SQLAlchemy support:
- not "production-ready"
Django support:
- totally experimental
It's in the name! "Bi"-"Temporal" data incorporates two continuous dimensions of time.
What are the two dimensions of time?
One is "application" time, representing the business's view of a key's historical values. A boundary in application time is "true" point in time that a key's value changed.
The other is "transaction" time, representing the database's view of a key's value. A boundary in transaction time is the point that the database's opinion of a key's application history changed.
For example, let's say you move from 123 Apple St to 456 Banana St. The day of your move is June 13th. Once you're all settled in, you call the bank on June 20th, to let them know that you moved on June 13th.
The boundary in application history for your move is June 13th.
The break in the bank's transaction history is June 20th, because that is the day that the bank's perspective on your address history changed.
Below is a snapshot of the bank's address
table, from June 19th:
txn_period , app_period , user_id, address
"[2022-01-01, )", "[2022-01-01, )", 42 , 123 Apple St
Notice the lower txn_period
and app_period
values are 2022-01-01. This is presumably
the day you signed up with the bank, explaining the txn_period
.
The app_period
value is explained by the fact that they don't have any info about your
address prior to 2022-01-01
. If they did (e.g. if they pulled your credit history),
this value could be earlier.
Here's another snapshot of address
, from June 21st:
txn_period , app_period , user_id, address
"[2022-06-20, )", "[2022-01-01, 2022-06-13)", 42 , 123 Apple St
"[2022-06-20, )", "[2022-06-13, )" , 42 , 456 Banana St
As we can see, the earlier app_period
has its app period "closed" to the provided
date of the move, June 13th. The fact that this information was processed on June 20th
is recorded by the database in the txn_period
.
This is great! But what about the information that predates 6/20? We lost our view of the world on June 19th when we updated it on June 20th. That stinks!
Except we didn't! There's a corresponding table, address_history
, that persists all
records with a terminated transaction period.

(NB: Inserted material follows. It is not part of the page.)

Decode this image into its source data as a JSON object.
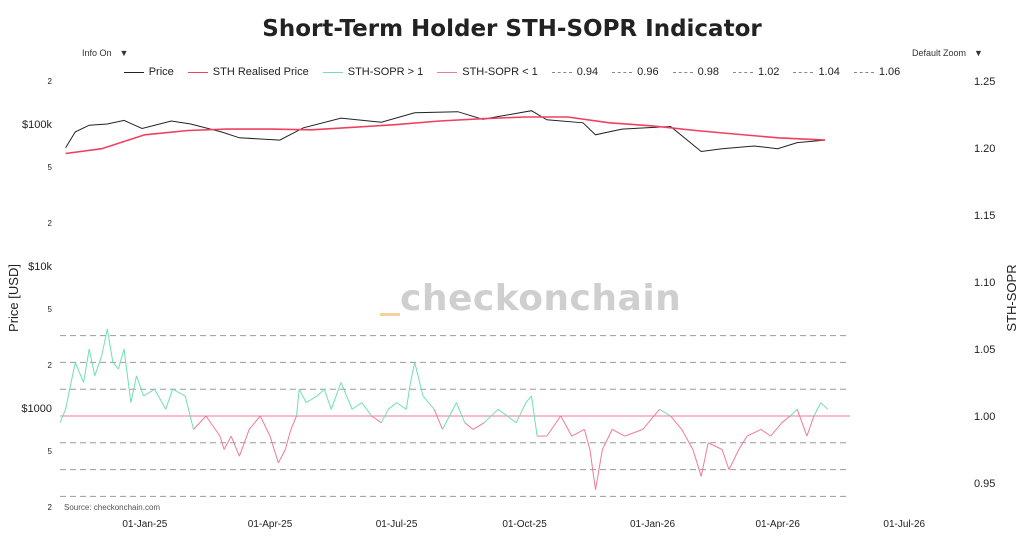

On June 19th, there was no record for user 42
, since they had no mutation history.
On June 21st, address_history
would look like this:
txn_period , app_period , user_id, address
"[2022-01-01, 2022-06-20)", "[2022-01-01, )", 42 , 123 Apple St
This means that the union of address
and address_history
has a pretty special
property: non-destructive updates! It has non-destructive deletes, too, which together
makes up the title of this section: non-destructive "writes", or mutations.
This is a nice property to have!
app_period
means you the variation of a value over time for a key.
txn_period
and the _history
tables mean you also know how your opinion of this
value timeline changed over time.
This is a superpower!
Let's drop back into the bank example.
On July 1st you call complain that you never received their checkbook that was supposed to come in the mail on June 15th. What gives!
A support person who only had view of the app_period
would know that the
customer moved on 6/13, but wouldn't know that the customer updated the address on 6/20.
A support person who only had view of txn_period
would know that they updated their
address on 6/20, but wouldn't know that the customer actually moved on 6/13.
A support person with access to both has a clearer picture. They can see that the address timeline changed on 6/20, and that they moved on 6/13. They also see the previous address, and can know where the checkbook probably went to.
A support person with access to the full address
table and address_history
table
can understand what the bank believed on 6/14, when the checkbook was mailed out from
the local bank branch, by looking for the records in address_history
whose txn_period
overlaps with 2022-06-14
.
They could even re-run the program that generated the shipping label with a fixed transaction time of 06/14, and validate that it would generate a label for 123 Apple St.
In other words, it is a super powerful debugging and auditing tool!
OK, we understand the motivation! How do we implement it?
This project aims to implement the heavy lifting of bitemporal data in the database.
It also offers some bindings for interfacing with bitemporal data in Python with SQLAlchemy and Django, so that it's easier to define and interface with.
The main function is record_txn_history
, which does the heavy lifting of "expiring"
outdated records into the _history
table.
It's a trigger that's meant to execute when a table changes.
So, for every bitemporal model, this function needs to be declared as a trigger that executes when the root table changes. The SQLAlchemy and Django libs instantiate this trigger as part of the model definition.
There are two other functions that are helpers for manipulating record_txn_history
.
One forces the observed "wall clock" to some constant value, while another allows
the application to temporarily disable history-tracking within the scope of a transaction.
A final function is a helper for splitting a single "application span" (i.e. a row in the current table) into two distinct periods. This is used when clearing space to insert a new record. For example, if you temporarily lived at 456 Banana St for 3 days between 6/13 and 6/16, and wanted the bank to know about it.
Right now, the more abstract function of clearing space in application time happens in a helper library, rather than in a SQL function. In the future, we might want to push this into a SQL definition to make it more performant and portable to other libraries.